CPIC was created to remove a specific barrier to implementation: clinicians may have a genotype result but no clear guidance on how to use it. CPIC guidelines therefore start from the assumption that a genetic test result is already available and focus on translating that result into a phenotype and a prescribing recommendation (Relling & Klein, 2011). Each gene-drug pair is assigned an evidence level reflecting the strength of the underlying literature, and each individual recommendation is rated for strength, so users can distinguish well-supported guidance from weaker suggestions (Relling et al., 2019). Guidelines are published openly and updated as evidence accrues. A parallel European framework, the Dutch Pharmacogenetics Working Group, issues its own recommendations that broadly align with CPIC but differ in method and occasionally in conclusions (Bank et al., 2017).

Clinical relevance

CPIC's evidence levels and recommendation strengths give readers a structured way to gauge how robustly a gene-drug relationship is supported before any clinical use is considered. This entry explains the framework so that pharmacogenomic guidance can be appraised critically; it does not restate or endorse any particular prescribing or dosing recommendation, which remain matters for qualified clinicians applying current guidelines.

Evidence & guidelines

CPIC itself is the central evidence-and-guideline framework described here: it grades gene-drug evidence and rates recommendation strength, publishing guidelines that are peer-reviewed and freely accessible (Relling & Klein, 2011; Relling et al., 2019). Comparative analyses show substantial concordance, with some differences, between CPIC and the Dutch Pharmacogenetics Working Group (Bank et al., 2017).
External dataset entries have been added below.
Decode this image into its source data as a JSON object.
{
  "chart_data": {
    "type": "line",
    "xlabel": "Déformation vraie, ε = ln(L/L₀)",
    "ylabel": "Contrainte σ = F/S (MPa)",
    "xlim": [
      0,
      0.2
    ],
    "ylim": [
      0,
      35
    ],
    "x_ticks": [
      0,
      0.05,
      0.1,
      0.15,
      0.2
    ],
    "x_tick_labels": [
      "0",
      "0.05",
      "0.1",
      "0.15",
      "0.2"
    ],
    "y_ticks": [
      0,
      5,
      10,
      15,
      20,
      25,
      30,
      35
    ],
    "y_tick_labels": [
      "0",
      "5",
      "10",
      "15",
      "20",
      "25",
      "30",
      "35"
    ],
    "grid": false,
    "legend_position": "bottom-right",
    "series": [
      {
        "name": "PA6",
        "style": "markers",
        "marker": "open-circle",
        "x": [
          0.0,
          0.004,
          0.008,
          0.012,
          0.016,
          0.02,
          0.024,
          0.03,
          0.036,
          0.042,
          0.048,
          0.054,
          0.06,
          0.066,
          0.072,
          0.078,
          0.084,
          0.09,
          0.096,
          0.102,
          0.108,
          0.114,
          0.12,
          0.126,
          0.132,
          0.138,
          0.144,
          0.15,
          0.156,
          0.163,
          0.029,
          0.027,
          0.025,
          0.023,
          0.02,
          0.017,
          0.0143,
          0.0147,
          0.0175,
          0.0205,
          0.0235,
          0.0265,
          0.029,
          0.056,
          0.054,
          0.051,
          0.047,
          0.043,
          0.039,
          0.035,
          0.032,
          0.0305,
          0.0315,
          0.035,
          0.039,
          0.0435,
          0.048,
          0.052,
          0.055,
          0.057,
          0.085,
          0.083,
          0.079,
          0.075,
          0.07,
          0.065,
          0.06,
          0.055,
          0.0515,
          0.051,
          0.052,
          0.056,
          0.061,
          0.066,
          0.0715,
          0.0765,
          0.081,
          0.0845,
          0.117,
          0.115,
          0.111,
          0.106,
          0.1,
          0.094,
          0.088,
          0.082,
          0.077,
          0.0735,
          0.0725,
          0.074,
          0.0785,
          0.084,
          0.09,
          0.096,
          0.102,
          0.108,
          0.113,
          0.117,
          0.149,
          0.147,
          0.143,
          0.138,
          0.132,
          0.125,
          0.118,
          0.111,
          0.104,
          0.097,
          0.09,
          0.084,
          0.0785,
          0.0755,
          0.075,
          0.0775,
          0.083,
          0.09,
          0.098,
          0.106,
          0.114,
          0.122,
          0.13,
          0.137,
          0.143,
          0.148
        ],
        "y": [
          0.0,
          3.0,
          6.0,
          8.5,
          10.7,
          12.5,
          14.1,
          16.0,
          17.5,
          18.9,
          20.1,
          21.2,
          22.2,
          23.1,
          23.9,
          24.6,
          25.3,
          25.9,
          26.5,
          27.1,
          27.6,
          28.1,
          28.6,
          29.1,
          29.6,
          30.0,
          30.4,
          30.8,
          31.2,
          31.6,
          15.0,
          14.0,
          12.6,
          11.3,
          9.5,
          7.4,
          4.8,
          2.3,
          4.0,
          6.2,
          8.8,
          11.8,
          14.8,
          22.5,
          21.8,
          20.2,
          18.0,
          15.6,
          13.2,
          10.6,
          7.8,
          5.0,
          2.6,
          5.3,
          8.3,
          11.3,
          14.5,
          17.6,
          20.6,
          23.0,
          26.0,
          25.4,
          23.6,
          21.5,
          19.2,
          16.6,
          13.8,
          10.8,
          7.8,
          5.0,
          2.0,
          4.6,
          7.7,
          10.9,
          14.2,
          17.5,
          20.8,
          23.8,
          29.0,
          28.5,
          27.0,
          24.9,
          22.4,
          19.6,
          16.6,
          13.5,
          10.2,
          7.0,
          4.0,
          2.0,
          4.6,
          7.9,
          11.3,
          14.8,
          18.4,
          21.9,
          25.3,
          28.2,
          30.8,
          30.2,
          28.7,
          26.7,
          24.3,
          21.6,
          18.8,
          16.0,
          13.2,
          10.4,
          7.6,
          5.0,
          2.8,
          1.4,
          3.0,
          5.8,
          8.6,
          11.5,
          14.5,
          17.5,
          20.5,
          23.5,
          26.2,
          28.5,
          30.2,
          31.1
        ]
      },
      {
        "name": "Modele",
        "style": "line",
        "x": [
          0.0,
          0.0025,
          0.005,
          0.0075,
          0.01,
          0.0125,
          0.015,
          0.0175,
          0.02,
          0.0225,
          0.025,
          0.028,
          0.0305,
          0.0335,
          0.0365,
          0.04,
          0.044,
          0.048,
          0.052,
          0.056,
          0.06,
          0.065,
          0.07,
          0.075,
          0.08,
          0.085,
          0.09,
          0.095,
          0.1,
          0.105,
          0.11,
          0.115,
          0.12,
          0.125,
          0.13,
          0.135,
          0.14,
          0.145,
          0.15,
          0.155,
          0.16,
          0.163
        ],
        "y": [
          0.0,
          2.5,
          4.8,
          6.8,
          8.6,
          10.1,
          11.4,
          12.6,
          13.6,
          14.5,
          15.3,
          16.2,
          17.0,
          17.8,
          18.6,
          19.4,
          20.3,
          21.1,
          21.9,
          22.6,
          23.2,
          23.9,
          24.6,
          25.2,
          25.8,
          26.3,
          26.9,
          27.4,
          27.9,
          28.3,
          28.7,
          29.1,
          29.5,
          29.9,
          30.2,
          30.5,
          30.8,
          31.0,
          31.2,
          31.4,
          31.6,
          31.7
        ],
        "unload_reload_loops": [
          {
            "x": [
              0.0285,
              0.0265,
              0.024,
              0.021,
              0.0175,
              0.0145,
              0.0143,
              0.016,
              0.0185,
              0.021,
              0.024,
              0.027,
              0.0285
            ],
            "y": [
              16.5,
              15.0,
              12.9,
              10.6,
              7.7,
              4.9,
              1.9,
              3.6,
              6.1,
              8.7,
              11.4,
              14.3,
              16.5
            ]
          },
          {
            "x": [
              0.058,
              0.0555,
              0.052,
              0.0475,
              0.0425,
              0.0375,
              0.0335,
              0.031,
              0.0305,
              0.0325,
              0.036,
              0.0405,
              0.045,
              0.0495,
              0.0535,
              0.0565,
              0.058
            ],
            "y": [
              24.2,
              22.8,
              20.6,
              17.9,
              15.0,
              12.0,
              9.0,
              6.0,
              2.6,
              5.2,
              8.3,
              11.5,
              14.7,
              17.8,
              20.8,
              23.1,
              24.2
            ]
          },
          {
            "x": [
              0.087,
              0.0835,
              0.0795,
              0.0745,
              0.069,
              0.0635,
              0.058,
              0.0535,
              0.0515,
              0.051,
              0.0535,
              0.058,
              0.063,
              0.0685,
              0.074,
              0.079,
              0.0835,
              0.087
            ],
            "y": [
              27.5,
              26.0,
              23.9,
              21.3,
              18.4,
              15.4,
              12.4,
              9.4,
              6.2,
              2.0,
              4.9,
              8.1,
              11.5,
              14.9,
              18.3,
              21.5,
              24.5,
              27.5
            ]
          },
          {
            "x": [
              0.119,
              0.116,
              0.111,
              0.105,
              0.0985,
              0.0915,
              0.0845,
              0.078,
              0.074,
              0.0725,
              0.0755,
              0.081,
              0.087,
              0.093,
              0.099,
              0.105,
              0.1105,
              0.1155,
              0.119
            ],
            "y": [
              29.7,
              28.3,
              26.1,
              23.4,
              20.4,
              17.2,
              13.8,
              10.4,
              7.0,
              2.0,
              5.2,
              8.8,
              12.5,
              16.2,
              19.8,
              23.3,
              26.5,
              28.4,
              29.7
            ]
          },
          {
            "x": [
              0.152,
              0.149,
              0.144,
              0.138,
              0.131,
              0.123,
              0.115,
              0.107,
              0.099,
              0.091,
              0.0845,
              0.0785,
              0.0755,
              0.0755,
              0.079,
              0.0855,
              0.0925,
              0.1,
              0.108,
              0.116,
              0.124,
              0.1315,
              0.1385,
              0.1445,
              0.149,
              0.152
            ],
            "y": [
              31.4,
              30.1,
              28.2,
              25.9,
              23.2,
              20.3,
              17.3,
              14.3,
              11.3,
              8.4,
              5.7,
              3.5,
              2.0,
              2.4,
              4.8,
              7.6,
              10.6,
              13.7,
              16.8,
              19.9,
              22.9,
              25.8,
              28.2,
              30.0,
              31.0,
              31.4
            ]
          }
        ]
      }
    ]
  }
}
These frameworks define how evidence is organized and are not themselves individualized clinical advice.

History

CPIC was established in 2009 as a partnership between the Pharmacogenomics Knowledge Base and the Pharmacogenomics Research Network to address the gap between knowing a gene-drug association and acting on a test result. Its early publications set out the consortium's purpose and the structure of its guidelines (Relling & Klein, 2011). Over the following decade CPIC refined its evidence-grading and recommendation-strength systems and expanded its catalogue of gene-drug pairs, becoming a reference standard for pharmacogenomic implementation worldwide (Relling et al., 2019; Roden, 2019).

Debates

Harmonizing CPIC and Dutch Pharmacogenetics Working Group guidance
CPIC and the Dutch Pharmacogenetics Working Group use different methods and occasionally reach different recommendations for the same gene-drug pair, prompting ongoing efforts to compare and harmonize the two frameworks.

Key figures

  • Mary V. Relling
  • Teri E. Klein
  • Kelly E. Caudle
  • Henk-Jan Guchelaar

Related topics

Seminal works

  • relling-2011
  • relling-2019
  • bank-2017

Frequently asked questions

Does CPIC decide whether a patient should be tested?
No. CPIC guidelines assume a test result is already available and focus on how to interpret and act on an established genotype; they do not by themselves direct whether testing should be ordered.
What does a recommendation's strength tell me?
It signals how confident the guideline authors are in the advice given the underlying evidence, helping users distinguish strongly supported recommendations from weaker or optional ones.